Another all-pervasive bias is the prejudice to prove our own hypotheses, to prove that we were ‘right’. Although science is considered to be an objective pursuit of the data, it is difficult for any scientist to display the degree of objectivity that demands. Often instead of dispassionately reporting the results, we design and perform experiments with the intent to prove, not disprove, our hypotheses. This deeply rooted confidence in our scientific models is extremely arrogant: it is more realistic that our constructs and preconceptions will be challenged and overturned by the harsh realities of biology. Despite this there is a very real temptation to ignore a result that does not conform, or recast it so that it supports our prejudice.

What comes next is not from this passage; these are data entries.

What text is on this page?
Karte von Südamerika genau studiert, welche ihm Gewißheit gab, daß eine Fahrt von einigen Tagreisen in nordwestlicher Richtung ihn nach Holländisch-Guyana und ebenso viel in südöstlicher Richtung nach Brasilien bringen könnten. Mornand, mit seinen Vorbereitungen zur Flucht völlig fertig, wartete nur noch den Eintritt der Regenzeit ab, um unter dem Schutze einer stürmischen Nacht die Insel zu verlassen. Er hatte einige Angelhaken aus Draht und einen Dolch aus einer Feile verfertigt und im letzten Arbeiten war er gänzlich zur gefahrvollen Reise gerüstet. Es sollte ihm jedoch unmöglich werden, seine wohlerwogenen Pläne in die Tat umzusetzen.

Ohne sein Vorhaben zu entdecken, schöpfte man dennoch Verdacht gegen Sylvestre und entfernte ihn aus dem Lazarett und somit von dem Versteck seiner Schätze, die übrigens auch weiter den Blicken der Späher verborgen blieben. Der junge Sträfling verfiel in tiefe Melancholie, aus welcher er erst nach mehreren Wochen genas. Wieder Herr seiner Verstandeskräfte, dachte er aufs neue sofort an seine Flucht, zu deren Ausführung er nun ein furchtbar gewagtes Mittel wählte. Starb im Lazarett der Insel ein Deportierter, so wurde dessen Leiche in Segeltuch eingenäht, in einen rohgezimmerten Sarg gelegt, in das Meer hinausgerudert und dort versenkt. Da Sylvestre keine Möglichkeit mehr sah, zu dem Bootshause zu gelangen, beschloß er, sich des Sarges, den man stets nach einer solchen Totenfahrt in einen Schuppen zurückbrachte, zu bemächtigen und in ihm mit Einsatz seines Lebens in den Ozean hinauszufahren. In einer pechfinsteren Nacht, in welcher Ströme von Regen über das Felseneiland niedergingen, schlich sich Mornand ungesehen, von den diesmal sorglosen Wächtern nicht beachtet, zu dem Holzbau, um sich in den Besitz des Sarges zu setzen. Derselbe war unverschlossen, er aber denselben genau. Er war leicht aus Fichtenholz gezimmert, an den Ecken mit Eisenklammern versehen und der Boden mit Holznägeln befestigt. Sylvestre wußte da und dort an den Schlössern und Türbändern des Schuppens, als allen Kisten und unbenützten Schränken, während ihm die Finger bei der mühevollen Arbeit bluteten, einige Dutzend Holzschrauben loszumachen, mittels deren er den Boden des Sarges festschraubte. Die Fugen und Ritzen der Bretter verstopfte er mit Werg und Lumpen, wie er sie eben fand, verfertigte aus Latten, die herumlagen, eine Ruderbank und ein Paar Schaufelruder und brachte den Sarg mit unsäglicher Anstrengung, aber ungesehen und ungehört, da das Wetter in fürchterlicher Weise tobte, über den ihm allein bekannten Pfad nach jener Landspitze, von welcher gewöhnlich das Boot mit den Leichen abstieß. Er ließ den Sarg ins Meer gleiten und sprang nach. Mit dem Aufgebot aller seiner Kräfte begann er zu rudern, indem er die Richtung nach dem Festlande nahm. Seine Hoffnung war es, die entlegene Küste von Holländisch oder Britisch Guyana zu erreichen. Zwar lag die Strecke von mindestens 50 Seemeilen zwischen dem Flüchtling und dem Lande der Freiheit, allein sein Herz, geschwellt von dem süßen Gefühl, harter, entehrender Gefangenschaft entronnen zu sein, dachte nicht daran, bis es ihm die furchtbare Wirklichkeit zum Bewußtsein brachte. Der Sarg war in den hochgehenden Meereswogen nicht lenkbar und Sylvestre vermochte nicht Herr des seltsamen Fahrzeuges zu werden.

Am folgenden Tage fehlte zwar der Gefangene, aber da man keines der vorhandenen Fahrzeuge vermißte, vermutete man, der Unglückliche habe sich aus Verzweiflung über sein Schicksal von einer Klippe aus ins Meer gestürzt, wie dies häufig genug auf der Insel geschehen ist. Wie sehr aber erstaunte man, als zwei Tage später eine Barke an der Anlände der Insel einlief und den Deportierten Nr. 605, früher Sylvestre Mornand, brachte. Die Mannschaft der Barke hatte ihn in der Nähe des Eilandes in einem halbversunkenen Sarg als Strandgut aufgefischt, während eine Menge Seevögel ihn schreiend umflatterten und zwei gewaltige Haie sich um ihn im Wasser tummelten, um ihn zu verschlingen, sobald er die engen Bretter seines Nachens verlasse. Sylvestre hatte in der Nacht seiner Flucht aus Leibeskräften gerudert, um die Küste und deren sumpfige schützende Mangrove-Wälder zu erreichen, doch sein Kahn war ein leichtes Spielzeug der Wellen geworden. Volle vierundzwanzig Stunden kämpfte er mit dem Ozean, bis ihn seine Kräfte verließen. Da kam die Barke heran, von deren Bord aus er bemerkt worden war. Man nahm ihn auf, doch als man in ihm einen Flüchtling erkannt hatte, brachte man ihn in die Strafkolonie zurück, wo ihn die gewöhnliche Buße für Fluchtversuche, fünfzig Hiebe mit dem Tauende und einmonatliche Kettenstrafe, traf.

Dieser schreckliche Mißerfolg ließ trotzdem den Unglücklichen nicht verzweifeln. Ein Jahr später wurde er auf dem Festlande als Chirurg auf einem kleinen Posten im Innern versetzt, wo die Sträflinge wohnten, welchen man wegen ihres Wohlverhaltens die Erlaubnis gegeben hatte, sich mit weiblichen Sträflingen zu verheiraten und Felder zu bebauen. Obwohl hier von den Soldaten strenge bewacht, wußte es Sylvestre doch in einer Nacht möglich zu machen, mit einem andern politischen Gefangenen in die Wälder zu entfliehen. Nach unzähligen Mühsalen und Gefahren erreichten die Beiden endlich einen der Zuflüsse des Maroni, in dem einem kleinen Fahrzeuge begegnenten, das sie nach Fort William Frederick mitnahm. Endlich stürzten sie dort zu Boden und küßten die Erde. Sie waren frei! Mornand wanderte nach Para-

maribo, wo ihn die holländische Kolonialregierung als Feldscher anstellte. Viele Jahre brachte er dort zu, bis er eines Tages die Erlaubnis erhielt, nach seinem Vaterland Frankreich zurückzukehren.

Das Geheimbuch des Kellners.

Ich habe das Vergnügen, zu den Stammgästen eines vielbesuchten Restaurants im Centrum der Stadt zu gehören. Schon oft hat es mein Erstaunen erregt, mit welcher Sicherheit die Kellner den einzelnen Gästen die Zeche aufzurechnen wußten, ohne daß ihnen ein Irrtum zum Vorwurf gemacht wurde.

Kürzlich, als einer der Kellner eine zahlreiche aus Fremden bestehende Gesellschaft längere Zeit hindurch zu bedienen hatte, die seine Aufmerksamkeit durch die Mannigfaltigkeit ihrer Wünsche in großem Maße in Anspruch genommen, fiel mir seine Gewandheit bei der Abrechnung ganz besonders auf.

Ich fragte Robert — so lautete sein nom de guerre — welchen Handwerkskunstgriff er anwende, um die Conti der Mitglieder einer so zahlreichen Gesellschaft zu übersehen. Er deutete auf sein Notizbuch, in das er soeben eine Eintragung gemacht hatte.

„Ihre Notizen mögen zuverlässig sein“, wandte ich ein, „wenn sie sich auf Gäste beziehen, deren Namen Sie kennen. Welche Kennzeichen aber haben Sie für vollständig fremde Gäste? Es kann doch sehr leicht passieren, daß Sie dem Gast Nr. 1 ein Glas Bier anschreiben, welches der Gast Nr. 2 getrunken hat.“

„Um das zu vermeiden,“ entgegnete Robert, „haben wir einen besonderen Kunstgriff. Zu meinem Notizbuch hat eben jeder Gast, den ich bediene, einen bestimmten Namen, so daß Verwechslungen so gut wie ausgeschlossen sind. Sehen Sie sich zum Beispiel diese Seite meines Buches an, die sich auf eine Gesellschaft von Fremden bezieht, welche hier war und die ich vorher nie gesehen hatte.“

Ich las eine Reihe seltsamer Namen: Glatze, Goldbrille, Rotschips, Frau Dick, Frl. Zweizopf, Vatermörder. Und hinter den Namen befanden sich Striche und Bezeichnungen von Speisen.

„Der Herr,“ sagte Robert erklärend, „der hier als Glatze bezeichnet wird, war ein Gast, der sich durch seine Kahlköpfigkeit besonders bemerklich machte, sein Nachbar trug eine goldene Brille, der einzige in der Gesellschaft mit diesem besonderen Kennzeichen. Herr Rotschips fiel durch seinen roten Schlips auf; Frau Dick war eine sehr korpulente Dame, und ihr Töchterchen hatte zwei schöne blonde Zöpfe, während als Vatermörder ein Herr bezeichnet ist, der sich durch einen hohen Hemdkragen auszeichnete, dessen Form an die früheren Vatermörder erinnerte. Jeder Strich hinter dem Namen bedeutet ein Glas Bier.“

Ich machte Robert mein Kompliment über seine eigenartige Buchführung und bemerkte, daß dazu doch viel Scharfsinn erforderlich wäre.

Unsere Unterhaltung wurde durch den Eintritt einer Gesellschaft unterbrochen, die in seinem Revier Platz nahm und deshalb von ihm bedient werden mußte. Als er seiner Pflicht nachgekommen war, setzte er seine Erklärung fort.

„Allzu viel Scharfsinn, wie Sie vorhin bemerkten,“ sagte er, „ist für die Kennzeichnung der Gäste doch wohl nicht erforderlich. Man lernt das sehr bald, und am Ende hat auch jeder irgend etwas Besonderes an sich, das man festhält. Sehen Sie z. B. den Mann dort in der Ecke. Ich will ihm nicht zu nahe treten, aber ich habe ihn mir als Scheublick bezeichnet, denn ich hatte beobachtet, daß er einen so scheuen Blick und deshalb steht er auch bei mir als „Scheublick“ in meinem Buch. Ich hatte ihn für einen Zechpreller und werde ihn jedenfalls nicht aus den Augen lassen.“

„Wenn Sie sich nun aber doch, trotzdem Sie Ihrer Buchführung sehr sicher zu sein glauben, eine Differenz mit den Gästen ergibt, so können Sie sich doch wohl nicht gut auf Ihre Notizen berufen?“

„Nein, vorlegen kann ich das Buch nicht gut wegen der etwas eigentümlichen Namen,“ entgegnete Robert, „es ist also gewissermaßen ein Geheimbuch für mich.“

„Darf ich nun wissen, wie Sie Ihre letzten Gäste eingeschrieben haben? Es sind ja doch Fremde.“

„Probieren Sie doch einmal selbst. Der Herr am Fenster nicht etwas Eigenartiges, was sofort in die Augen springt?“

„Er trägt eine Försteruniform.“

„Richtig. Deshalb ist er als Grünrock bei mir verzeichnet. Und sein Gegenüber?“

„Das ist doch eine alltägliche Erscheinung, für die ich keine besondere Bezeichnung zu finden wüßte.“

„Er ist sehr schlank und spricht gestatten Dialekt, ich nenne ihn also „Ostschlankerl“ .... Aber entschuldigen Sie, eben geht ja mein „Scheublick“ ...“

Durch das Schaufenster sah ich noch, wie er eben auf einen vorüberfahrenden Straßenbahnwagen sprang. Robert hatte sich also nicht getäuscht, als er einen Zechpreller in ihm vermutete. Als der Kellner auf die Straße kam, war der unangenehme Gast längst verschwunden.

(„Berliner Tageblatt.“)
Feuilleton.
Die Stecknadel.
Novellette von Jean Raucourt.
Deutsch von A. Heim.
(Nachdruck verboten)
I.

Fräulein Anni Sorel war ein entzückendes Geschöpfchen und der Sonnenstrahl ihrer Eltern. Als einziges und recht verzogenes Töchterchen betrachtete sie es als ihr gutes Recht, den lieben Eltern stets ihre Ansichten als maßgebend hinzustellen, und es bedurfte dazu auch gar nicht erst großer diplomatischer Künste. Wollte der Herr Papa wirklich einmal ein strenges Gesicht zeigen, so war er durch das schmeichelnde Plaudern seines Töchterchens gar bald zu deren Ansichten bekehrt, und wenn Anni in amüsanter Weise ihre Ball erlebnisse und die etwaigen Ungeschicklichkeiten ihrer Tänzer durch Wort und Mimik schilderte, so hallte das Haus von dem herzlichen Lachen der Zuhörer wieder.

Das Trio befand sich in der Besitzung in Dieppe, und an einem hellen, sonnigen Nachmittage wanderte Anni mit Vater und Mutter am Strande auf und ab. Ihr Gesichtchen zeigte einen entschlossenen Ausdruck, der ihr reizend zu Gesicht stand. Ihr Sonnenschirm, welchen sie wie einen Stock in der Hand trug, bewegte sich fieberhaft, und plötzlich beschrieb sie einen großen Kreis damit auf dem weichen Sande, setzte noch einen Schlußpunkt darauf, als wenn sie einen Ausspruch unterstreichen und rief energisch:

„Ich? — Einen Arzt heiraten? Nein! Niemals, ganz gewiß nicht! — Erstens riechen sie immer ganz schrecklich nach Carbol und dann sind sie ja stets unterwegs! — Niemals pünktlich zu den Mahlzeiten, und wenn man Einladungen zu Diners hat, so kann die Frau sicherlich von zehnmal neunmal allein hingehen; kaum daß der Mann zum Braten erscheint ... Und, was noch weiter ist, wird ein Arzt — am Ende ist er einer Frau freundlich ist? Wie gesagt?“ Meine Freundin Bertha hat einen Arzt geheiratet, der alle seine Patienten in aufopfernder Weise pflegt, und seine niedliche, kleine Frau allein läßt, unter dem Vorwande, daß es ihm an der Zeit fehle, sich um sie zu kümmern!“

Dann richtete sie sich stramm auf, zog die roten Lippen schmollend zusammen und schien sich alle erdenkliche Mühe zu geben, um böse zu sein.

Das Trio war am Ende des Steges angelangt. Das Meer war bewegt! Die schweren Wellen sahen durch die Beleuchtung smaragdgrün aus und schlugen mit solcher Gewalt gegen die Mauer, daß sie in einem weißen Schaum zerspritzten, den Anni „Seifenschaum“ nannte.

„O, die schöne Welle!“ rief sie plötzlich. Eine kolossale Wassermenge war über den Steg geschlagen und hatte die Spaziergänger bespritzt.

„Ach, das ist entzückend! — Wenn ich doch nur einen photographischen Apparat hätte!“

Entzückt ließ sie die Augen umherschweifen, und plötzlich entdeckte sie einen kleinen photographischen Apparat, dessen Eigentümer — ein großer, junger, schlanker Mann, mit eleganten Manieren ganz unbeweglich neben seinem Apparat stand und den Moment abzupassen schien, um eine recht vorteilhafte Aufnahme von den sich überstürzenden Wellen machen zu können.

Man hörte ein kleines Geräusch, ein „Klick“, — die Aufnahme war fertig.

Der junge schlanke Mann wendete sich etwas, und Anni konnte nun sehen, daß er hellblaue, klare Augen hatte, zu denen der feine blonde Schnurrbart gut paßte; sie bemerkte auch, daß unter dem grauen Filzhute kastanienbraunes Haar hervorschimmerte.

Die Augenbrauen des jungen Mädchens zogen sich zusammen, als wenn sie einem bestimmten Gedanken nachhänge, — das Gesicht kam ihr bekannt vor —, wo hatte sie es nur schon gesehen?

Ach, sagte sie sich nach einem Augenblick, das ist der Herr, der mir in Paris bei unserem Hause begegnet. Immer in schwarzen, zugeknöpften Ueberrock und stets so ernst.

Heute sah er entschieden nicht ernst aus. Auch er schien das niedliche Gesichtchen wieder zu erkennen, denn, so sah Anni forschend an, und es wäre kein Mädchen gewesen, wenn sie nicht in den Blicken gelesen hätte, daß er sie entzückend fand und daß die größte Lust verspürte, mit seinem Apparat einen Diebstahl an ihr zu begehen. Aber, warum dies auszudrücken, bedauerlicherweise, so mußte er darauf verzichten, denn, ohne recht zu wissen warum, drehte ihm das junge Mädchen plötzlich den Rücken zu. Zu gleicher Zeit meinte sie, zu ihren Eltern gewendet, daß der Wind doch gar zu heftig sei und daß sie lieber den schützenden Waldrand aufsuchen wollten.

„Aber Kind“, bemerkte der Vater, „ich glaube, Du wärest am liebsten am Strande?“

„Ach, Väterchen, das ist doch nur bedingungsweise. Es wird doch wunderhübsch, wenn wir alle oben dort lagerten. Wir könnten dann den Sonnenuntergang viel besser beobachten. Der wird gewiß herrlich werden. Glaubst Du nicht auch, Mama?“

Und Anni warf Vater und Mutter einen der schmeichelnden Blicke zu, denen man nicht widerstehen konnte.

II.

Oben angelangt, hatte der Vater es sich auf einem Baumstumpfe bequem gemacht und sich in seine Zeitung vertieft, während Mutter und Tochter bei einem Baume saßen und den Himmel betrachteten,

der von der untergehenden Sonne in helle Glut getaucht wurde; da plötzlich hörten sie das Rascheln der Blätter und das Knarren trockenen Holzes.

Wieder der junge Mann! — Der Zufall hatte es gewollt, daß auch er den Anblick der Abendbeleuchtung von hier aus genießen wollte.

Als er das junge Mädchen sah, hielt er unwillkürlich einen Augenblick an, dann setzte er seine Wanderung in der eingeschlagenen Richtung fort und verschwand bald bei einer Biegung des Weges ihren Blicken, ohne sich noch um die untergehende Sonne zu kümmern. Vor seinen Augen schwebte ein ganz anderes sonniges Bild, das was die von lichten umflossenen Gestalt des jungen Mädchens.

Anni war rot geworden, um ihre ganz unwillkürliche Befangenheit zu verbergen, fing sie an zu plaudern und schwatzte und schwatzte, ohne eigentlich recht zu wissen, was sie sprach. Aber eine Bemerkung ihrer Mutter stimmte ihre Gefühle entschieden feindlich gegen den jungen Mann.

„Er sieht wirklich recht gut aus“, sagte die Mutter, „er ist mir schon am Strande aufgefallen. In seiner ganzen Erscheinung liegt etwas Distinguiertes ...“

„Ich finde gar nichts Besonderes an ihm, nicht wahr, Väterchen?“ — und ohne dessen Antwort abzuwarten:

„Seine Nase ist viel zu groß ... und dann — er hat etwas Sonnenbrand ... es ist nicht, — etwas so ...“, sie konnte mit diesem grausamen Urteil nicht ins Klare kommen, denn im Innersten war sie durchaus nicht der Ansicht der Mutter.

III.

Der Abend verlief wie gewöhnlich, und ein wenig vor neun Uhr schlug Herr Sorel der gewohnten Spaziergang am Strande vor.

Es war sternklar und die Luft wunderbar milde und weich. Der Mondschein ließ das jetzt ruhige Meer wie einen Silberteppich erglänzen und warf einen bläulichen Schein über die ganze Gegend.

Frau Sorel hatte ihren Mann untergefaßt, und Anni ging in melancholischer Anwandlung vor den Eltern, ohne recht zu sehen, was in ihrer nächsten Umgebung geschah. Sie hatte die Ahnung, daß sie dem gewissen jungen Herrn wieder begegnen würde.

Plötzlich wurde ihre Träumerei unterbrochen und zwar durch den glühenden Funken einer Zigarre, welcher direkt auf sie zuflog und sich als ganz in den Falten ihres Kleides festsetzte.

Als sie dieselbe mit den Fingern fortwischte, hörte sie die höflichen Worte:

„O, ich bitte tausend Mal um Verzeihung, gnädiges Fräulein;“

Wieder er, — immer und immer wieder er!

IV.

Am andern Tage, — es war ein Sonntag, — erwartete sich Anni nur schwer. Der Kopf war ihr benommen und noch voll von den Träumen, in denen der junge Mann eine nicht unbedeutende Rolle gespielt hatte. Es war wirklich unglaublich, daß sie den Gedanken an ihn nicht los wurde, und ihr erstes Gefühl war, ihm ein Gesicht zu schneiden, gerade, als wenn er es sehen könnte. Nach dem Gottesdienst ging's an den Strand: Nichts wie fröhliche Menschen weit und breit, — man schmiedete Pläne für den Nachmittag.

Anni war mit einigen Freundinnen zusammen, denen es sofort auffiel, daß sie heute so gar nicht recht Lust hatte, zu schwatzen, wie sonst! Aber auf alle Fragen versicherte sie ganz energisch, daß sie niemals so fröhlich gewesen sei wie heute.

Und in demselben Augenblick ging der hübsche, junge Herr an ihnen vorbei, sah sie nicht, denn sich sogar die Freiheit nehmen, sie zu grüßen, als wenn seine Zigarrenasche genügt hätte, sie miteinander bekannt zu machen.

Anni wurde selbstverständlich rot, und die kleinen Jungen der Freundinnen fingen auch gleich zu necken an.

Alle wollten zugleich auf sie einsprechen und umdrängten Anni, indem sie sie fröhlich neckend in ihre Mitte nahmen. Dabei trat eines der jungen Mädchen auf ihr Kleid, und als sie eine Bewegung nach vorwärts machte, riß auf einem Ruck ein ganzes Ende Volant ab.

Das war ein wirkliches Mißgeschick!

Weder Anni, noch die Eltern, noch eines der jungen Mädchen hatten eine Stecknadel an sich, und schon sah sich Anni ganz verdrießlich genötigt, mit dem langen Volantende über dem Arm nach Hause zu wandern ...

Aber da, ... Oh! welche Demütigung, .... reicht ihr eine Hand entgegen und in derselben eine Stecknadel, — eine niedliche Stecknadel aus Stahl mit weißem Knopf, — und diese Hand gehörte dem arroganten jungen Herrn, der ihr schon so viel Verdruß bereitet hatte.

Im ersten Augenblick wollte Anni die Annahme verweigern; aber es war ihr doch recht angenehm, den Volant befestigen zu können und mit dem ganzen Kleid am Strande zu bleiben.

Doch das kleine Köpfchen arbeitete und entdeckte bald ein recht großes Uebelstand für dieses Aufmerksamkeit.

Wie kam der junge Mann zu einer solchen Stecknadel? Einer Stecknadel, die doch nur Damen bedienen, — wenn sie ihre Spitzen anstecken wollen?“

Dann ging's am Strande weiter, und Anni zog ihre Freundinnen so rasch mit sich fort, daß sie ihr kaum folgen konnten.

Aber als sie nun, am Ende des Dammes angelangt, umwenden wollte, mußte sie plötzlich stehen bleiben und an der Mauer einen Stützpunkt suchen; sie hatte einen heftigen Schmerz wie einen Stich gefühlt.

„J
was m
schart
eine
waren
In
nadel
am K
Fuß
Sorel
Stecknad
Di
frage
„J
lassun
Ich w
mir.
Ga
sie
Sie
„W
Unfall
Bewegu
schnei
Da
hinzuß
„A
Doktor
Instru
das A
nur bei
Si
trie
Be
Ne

Given these obvious, albeit often unspoken conflicts, it is easy to understand the motives of scientists are often self-serving. With these powerful incentives at play, it seems even more important that experiments are designed at the outset to conform to good scientific practice, with blinded evaluation of data, incorporation of positive and negative controls, repeated experiments, use of validated reagents, avoidance of data-exclusion at the investigator’s whim, and appropriate analysis of data sets.
While there are some disincentives for outright fraud, our system currently lacks effective disincentives that ensure sloppy, irreproducible, poor quality work is spurned. In fact it is commonly joked that an investigator’s retraction can result in two publications in Nature. Disincentives should serve, at least in part, to balance the powerful incentive to be first rather than to be right. But for disincentives to be effective requires a commitment to auditing and enforcement. We need a mechanism to ensure that good scientific practice is routinely upheld. Although Editors can provide checklists, this cannot be the responsibility of Journal Editors or their reviewers; the work is essentially complete when they first see it. The primary responsibility rests with investigator and their host Institution. While some investigators are clearly able to self-censor, others are not. It is for those investigators, that the Research Institution has a critical role to play.